Development of direct and indirect methods for measuring root turnover and the status of knowledge on fine root turnover in forest ecosystems are discussed. While soil and ingrowth cores give estimates of standing root biomass and relative growth, respectively, minirhizotrons provide estimates of median root longevity (turnover time) i.e., the time by which 50% of the roots are dead. Advanced minirhizotron and carbon tracer studies combined with demographic statistical methods and new models hold the promise of improving our fundamental understanding of the factors controlling root turnover. Using minirhizotron data, fine root turnover (y⁻¹) can be estimated in two ways: as the ratio of annual root length production to average live root length observed and as the inverse of median root longevity. Fine root production and mortality can be estimated by combining data from minirhizotrons and soil cores, provided that these data are based on roots of the same diameter class (e.g., < 1 mm in diameter) and changes in the same time steps. Fluxes of carbon and nutrients via fine root mortality can then be estimated by multiplying the amount of carbon and nutrients in fine root biomass by fine root turnover. It is suggested that the minirhizotron method is suitable for estimating median fine root longevity. In comparison to the minirhizotron method, the radio carbon technique favor larger fine roots that are less dynamics. We need to reconcile and improve both methods to develop a more complete understanding of root turnover.     
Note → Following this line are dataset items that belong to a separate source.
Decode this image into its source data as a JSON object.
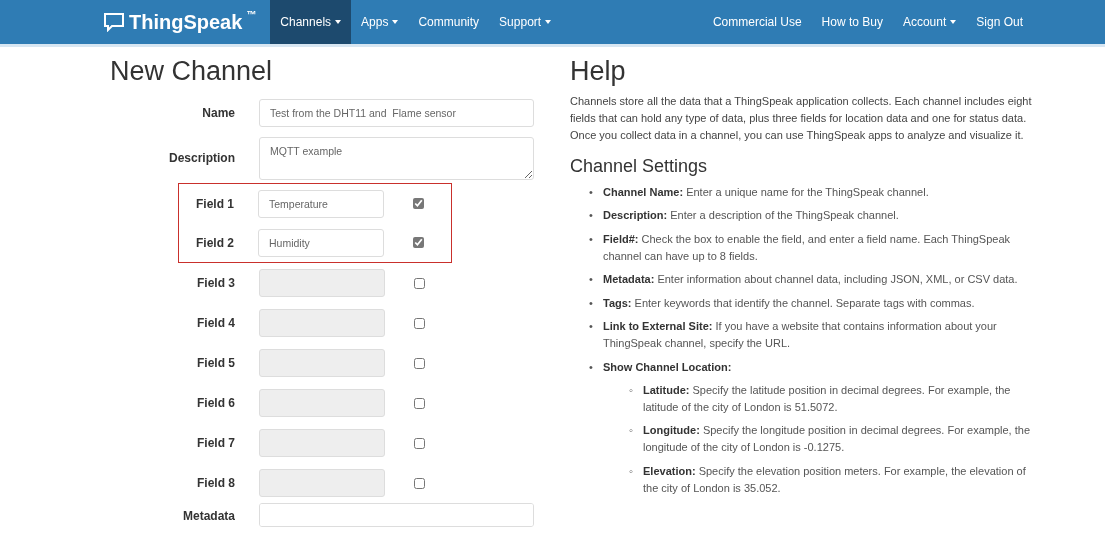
{
  "navbar": {
    "brand": "ThingSpeak",
    "brand_mark": "™",
    "left_items": [
      {
        "label": "Channels",
        "dropdown": true,
        "selected": true
      },
      {
        "label": "Apps",
        "dropdown": true,
        "selected": false
      },
      {
        "label": "Community",
        "dropdown": false,
        "selected": false
      },
      {
        "label": "Support",
        "dropdown": true,
        "selected": false
      }
    ],
    "right_items": [
      {
        "label": "Commercial Use",
        "dropdown": false,
        "selected": false
      },
      {
        "label": "How to Buy",
        "dropdown": false,
        "selected": false
      },
      {
        "label": "Account",
        "dropdown": true,
        "selected": false
      },
      {
        "label": "Sign Out",
        "dropdown": false,
        "selected": false
      }
    ]
  },
  "form": {
    "title": "New Channel",
    "name": {
      "label": "Name",
      "value": "Test from the DHT11 and  Flame sensor"
    },
    "description": {
      "label": "Description",
      "value": "MQTT example"
    },
    "fields": [
      {
        "label": "Field 1",
        "value": "Temperature",
        "checked": true,
        "disabled": false,
        "highlighted": true
      },
      {
        "label": "Field 2",
        "value": "Humidity",
        "checked": true,
        "disabled": false,
        "highlighted": true
      },
      {
        "label": "Field 3",
        "checked": false,
        "disabled": true,
        "highlighted": false
      },
      {
        "label": "Field 4",
        "checked": false,
        "disabled": true,
        "highlighted": false
      },
      {
        "label": "Field 5",
        "checked": false,
        "disabled": true,
        "highlighted": false
      },
      {
        "label": "Field 6",
        "checked": false,
        "disabled": true,
        "highlighted": false
      },
      {
        "label": "Field 7",
        "checked": false,
        "disabled": true,
        "highlighted": false
      },
      {
        "label": "Field 8",
        "checked": false,
        "disabled": true,
        "highlighted": false
      }
    ],
    "metadata": {
      "label": "Metadata"
    }
  },
  "help": {
    "title": "Help",
    "intro": "Channels store all the data that a ThingSpeak application collects. Each channel includes eight fields that can hold any type of data, plus three fields for location data and one for status data. Once you collect data in a channel, you can use ThingSpeak apps to analyze and visualize it.",
    "section_title": "Channel Settings",
    "items": [
      {
        "marker": "•",
        "term": "Channel Name:",
        "text": "Enter a unique name for the ThingSpeak channel."
      },
      {
        "marker": "•",
        "term": "Description:",
        "text": "Enter a description of the ThingSpeak channel."
      },
      {
        "marker": "•",
        "term": "Field#:",
        "text": "Check the box to enable the field, and enter a field name. Each ThingSpeak channel can have up to 8 fields."
      },
      {
        "marker": "•",
        "term": "Metadata:",
        "text": "Enter information about channel data, including JSON, XML, or CSV data."
      },
      {
        "marker": "•",
        "term": "Tags:",
        "text": "Enter keywords that identify the channel. Separate tags with commas."
      },
      {
        "marker": "•",
        "term": "Link to External Site:",
        "text": "If you have a website that contains information about your ThingSpeak channel, specify the URL."
      },
      {
        "marker": "•",
        "term": "Show Channel Location:",
        "children": [
          {
            "marker": "◦",
            "term": "Latitude:",
            "text": "Specify the latitude position in decimal degrees. For example, the latitude of the city of London is 51.5072."
          },
          {
            "marker": "◦",
            "term": "Longitude:",
            "text": "Specify the longitude position in decimal degrees. For example, the longitude of the city of London is -0.1275."
          },
          {
            "marker": "◦",
            "term": "Elevation:",
            "text": "Specify the elevation position meters. For example, the elevation of the city of London is 35.052."
          }
        ]
      }
    ]
  }
}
Estimating Fine Root Turnover in Tropical Forests along an Elevational Transect using Minirhizotrons

Growth and death of fine roots represent an important carbon sink in forests. Our understanding of the patterns of fine root turnover is limited, in particular in tropical forests, despite its acknowledged importance in the global carbon cycle. We used the minirhizotron technique for studying the changes in fine root longevity and turnover along a 2000-m-elevational transect in the tropical mountain forests of South Ecuador. Fine root growth and loss rates were monitored during a 5-mo period at intervals of four weeks with each 10 minirhizotron tubes in three stands at 1050, 1890, and 3060 m asl. Average root loss rate decreased from 1.07 to 0.72 g/g/yr from 1050 to 1890 m, indicating an increase in mean root longevity with increasing elevation. However average root loss rate increased again toward the uppermost stand at 3060 m (1.30 g/g/yr). Thus, root longevity increased from lower montane to mid-montane elevation as would be expected from an effect of low temperature on root turnover, but it decreased further upslope despite colder temperatures. We suggest that adverse soil conditions may reduce root longevity at high elevations in South Ecuador, and are thus additional factors besides temperature that control root dynamics in tropical mountain forests.